I have the following statement: "If $U^TU$ is the identity matrix, then the columns of $U$ form an orthonormal set".
I want to figure out if it is true or not. By the way I know that it works with the square matrix, but is it right for any matrix $U$??
On
Let us suppose that $U\in\text{M}_{m\times n}(\textbf{F})$. Then we can express it as $U = [u^{T}_{1},u^{T}_{2},\ldots,u^{T}_{n}]$, where each $u^{T}_{j}\in\textbf{F}^{m}$. Consequently, one has that $U^{T} = [u^{T}_{1},u^{T}_{2},\ldots,u^{T}_{n}]^{T}$. Finally, due to the assumption $U^{T}U = I_{n}$, we conclude that $u_{j}u^{T}_{j} = 1$. That is to say, $\|u_{j}\| = 1$.
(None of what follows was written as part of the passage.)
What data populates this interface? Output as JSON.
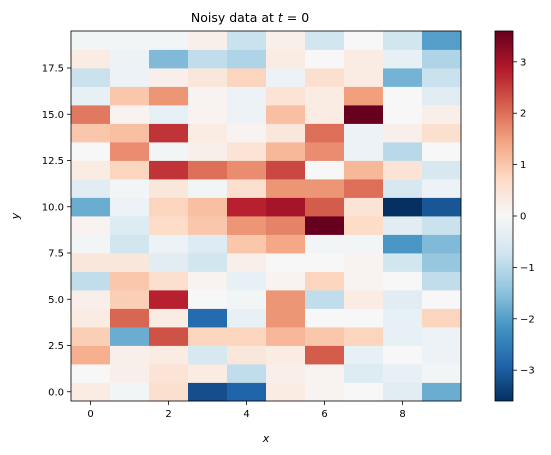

On the other hand, based on the same assumption, one has that $u_{i}u^{T}_{j} = 0$ for $i\neq j$. This means the set $\{u_{1},u_{2},\ldots,u_{n}\}$ is mutually orthogonal, just as it has been claimed.
Hopefully this helps.
It is true in general:
By the very definition of matrix multiplication, the $(i,j)$-entry of $U^TU$ is the scalar product of the $i$th row of $U^T$ with the $j$th column $u_j$ of $U$, so that $$(U^TU)_{i,j}=\langle u_i, u_j\rangle$$ and thus it is the identity matrix iff $u_i$ is an orthonormal system (but not necessarily a basis).